Pesan yang disampaikan kelompok Taliban adalah berupaya melakukan sabotase
dan menggagalkan pelaksanaan pilpres. Hal ini seperti diungkapkan oleh pemimpin
senior Taliban Maulana Abdul Aziz yang tidak akan berpartisipasi dalam pilpres
dan akan mengusir pasukan AS dan koalisinya dari Afghanistan. Kondisi ini tentu
membuat komisi pemilu independen (IEC) sangat cemas terkait pelaksanaan pilpres
mendatang.
Pasukan AS
Resistensi Taliban terhadap pelaksanaan pilpres bukanlah satu-satunya persoalan
yang dihadapi oleh Afghanistan. Munculnya wacana penarikan pasukan AS dari Afghanistan
pada bulan Desember 2014 merupakan masalah tersendiri bagi Afghanistan. Terkait
dengan keberadaan pasukan asing di Afghanistan yang mayoritas merupakan pasukan
AS dengan jumlah 15 ribu pasukan, Hamid Karzai secara tegas menolak
menandatangani perpanjangan keberadaan pasukan AS di Afghanistan.

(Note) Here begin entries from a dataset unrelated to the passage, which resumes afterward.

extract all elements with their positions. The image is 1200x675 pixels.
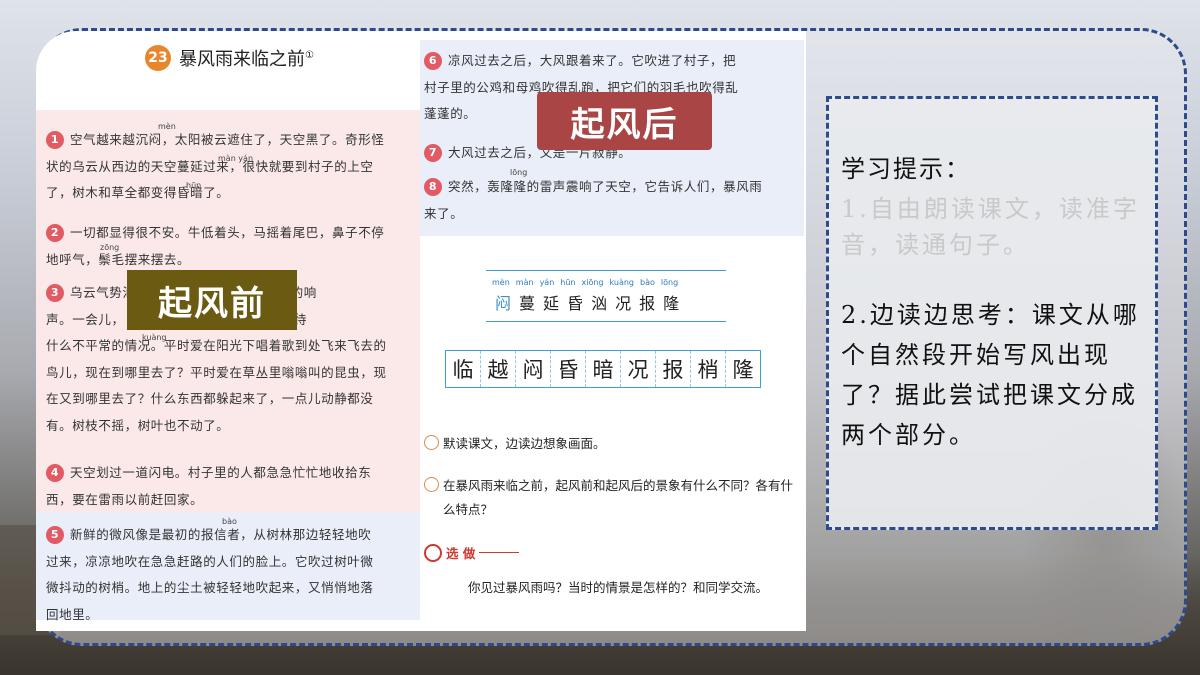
hint-item-1: 1.自由朗读课文，读准字音，读通句子。 <box>841 195 1140 259</box>
char-pinyin: lōng <box>660 278 679 287</box>
char-pinyin: mèn <box>492 278 510 287</box>
char-pinyin: yán <box>539 278 555 287</box>
hint-item-2: 2.边读边思考：课文从哪个自然段开始写风出现了？据此尝试把课文分成两个部分。 <box>841 301 1140 449</box>
para-line: 新鲜的微风像是最初的报信者，从树林那边轻轻地吹 <box>70 527 372 542</box>
para-line: 鸟儿，现在到哪里去了？平时爱在草丛里嗡嗡叫的昆虫，现 <box>46 364 387 380</box>
para-line: 在又到哪里去了？什么东西都躲起来了，一点儿动静都没 <box>46 391 374 406</box>
lesson-title: 暴风雨来临之前① <box>179 45 314 71</box>
pinyin-hun: hūn <box>186 181 202 190</box>
para-line: 了，树木和草全都变得昏暗了。 <box>46 185 230 200</box>
write-char: 况 <box>621 351 656 387</box>
optional-activity-text: 你见过暴风雨吗？当时的情景是怎样的？和同学交流。 <box>468 580 769 595</box>
write-char: 梢 <box>691 351 726 387</box>
paragraph-number: 4 <box>46 464 64 482</box>
recognize-char: 闷 <box>495 294 512 313</box>
task-icon <box>424 435 439 450</box>
paragraph-number: 7 <box>424 144 442 162</box>
write-char: 越 <box>481 351 516 387</box>
char-pinyin: xiōng <box>581 278 604 287</box>
write-char: 临 <box>446 351 481 387</box>
para-line: 来了。 <box>424 205 464 221</box>
para-line: 突然，轰隆隆的雷声震响了天空，它告诉人们，暴风雨 <box>448 179 763 194</box>
para-line: 过来，凉凉地吹在急急赶路的人们的脸上。它吹过树叶微 <box>46 553 374 569</box>
para-line: 西，要在雷雨以前赶回家。 <box>46 491 204 507</box>
paragraph-number: 8 <box>424 178 442 196</box>
task-text: 在暴风雨来临之前，起风前和起风后的景象有什么不同？各有什 <box>443 478 794 493</box>
write-char: 暗 <box>586 351 621 387</box>
task-2: 在暴风雨来临之前，起风前和起风后的景象有什么不同？各有什 么特点？ <box>424 474 804 522</box>
write-char: 闷 <box>516 351 551 387</box>
pinyin-long: lōng <box>510 168 528 177</box>
task-1: 默读课文，边读边想象画面。 <box>424 432 606 456</box>
footnote-mark: ① <box>305 50 314 61</box>
task-text: 默读课文，边读边想象画面。 <box>443 436 606 451</box>
write-char: 报 <box>656 351 691 387</box>
pinyin-men: mèn <box>158 122 176 131</box>
para-line: 有。树枝不摇，树叶也不动了。 <box>46 417 230 433</box>
pinyin-kuang: kuàng <box>142 333 167 342</box>
para-line: 空气越来越沉闷，太阳被云遮住了，天空黑了。奇形怪 <box>70 132 385 147</box>
para-line: 地呼气，鬃毛摆来摆去。 <box>46 251 191 267</box>
optional-activity-header: 选 做 <box>424 543 520 562</box>
lesson-header: 23 暴风雨来临之前① <box>145 45 314 71</box>
paragraph-8: 8 突然，轰隆隆的雷声震响了天空，它告诉人们，暴风雨 来了。 <box>424 174 804 227</box>
pinyin-zong: zōng <box>100 243 120 252</box>
after-wind-label: 起风后 <box>537 92 712 150</box>
recognize-char: 延 <box>543 294 560 313</box>
paragraph-number: 6 <box>424 52 442 70</box>
recognize-char: 昏 <box>567 294 584 313</box>
para-line: 一切都显得很不安。牛低着头，马摇着尾巴，鼻子不停 <box>70 225 385 240</box>
lesson-number: 23 <box>145 45 171 71</box>
char-pinyin: bào <box>640 278 655 287</box>
optional-label: 选 做 <box>446 546 476 561</box>
optional-icon <box>424 543 442 562</box>
para-line: 凉风过去之后，大风跟着来了。它吹进了村子，把 <box>448 53 737 68</box>
write-char: 隆 <box>732 358 754 382</box>
learning-hint-box: 学习提示： 1.自由朗读课文，读准字音，读通句子。 2.边读边思考：课文从哪个自… <box>826 96 1158 530</box>
recognize-char: 况 <box>615 294 632 313</box>
char-pinyin: hūn <box>560 278 576 287</box>
char-pinyin: màn <box>515 278 534 287</box>
pinyin-manyan: màn yán <box>218 154 254 163</box>
char-pinyin: kuàng <box>609 278 635 287</box>
writing-char-grid: 临 越 闷 昏 暗 况 报 梢 隆 <box>445 350 761 388</box>
paragraph-number: 3 <box>46 284 64 302</box>
char-recognition-row: 闷 蔓 延 昏 汹 况 报 隆 <box>495 290 679 314</box>
optional-underline <box>479 552 520 553</box>
write-char: 昏 <box>551 351 586 387</box>
paragraph-number: 1 <box>46 131 64 149</box>
paragraph-1: 1 空气越来越沉闷，太阳被云遮住了，天空黑了。奇形怪 状的乌云从西边的天空蔓延过来… <box>46 127 418 207</box>
before-wind-label: 起风前 <box>127 270 297 330</box>
para-line: 状的乌云从西边的天空蔓延过来，很快就要到村子的上空 <box>46 158 374 174</box>
task-icon <box>424 477 439 492</box>
recognize-char: 汹 <box>591 294 608 313</box>
pinyin-bao: bào <box>222 517 237 526</box>
recognize-char: 报 <box>639 294 656 313</box>
task-text: 么特点？ <box>443 502 494 517</box>
recognize-char: 隆 <box>663 294 680 313</box>
char-pinyin-row: mèn màn yán hūn xiōng kuàng bào lōng <box>492 278 678 287</box>
para-line: 什么不平常的情况。平时爱在阳光下唱着歌到处飞来飞去的 <box>46 338 387 353</box>
lesson-title-text: 暴风雨来临之前 <box>179 49 305 70</box>
hint-title: 学习提示： <box>841 155 971 183</box>
paragraph-5: 5 新鲜的微风像是最初的报信者，从树林那边轻轻地吹 过来，凉凉地吹在急急赶路的人们… <box>46 522 418 628</box>
para-line: 蓬蓬的。 <box>424 106 477 121</box>
paragraph-4: 4 天空划过一道闪电。村子里的人都急急忙忙地收拾东 西，要在雷雨以前赶回家。 <box>46 460 418 513</box>
para-line: 回地里。 <box>46 606 99 622</box>
para-line: 微抖动的树梢。地上的尘土被轻轻地吹起来，又悄悄地落 <box>46 580 374 595</box>
recognize-char: 蔓 <box>519 294 536 313</box>
paragraph-number: 5 <box>46 526 64 544</box>
paragraph-number: 2 <box>46 224 64 242</box>
para-line: 天空划过一道闪电。村子里的人都急急忙忙地收拾东 <box>70 465 372 480</box>
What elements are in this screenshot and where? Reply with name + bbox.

Penolakan Karzai terhadap perpanjangan pasukan AS di Afghanistan secara
jelas telah membuat AS sangat kecewa. Hal ini karena AS memiliki kepentingan
untuk menumpas kelompok teroris khususnya jaringan al-Qaeda di Afghanistan. Di
sisi yang lain, nihilnya pasukan asing di Afghanistan juga dikhawatirkan akan
membuat Afghanistan menjadi medan pembunuhan (killing field) yang dilakukan oleh kelompok Taliban. Keputusan
Karzai tersebut sangat mungkin akan diikuti oleh presiden terpilih pada pilpres
yang sebentar lagi akan berlangsung. Hal ini mengingat selama hampir 13 tahun
keberadaan pasukan asing di Afghanistan ternyata tidak membuat Afghanistan
lebih aman dan lebih baik.
Berpijak dari paparan di atas maka bisa disimpulkan bahwa pilpres
Afghanistan kali ini merupakan ujian terberat bagi Afganistan karena tidak
hanya menghadapi resistensi dari Taliban, tetapi juga harus siap lepas dari
intervensi asing. Untuk itu, dengan terpilihnya presiden yang baru diharapkan
akan mampu membawa Afghanistan yang lebih baik dan bermartabat.Wallahu A’lam.
[1]
Dosen Hubungan Internasional Universitas Gadjah Mada (UGM) Yogyakarta.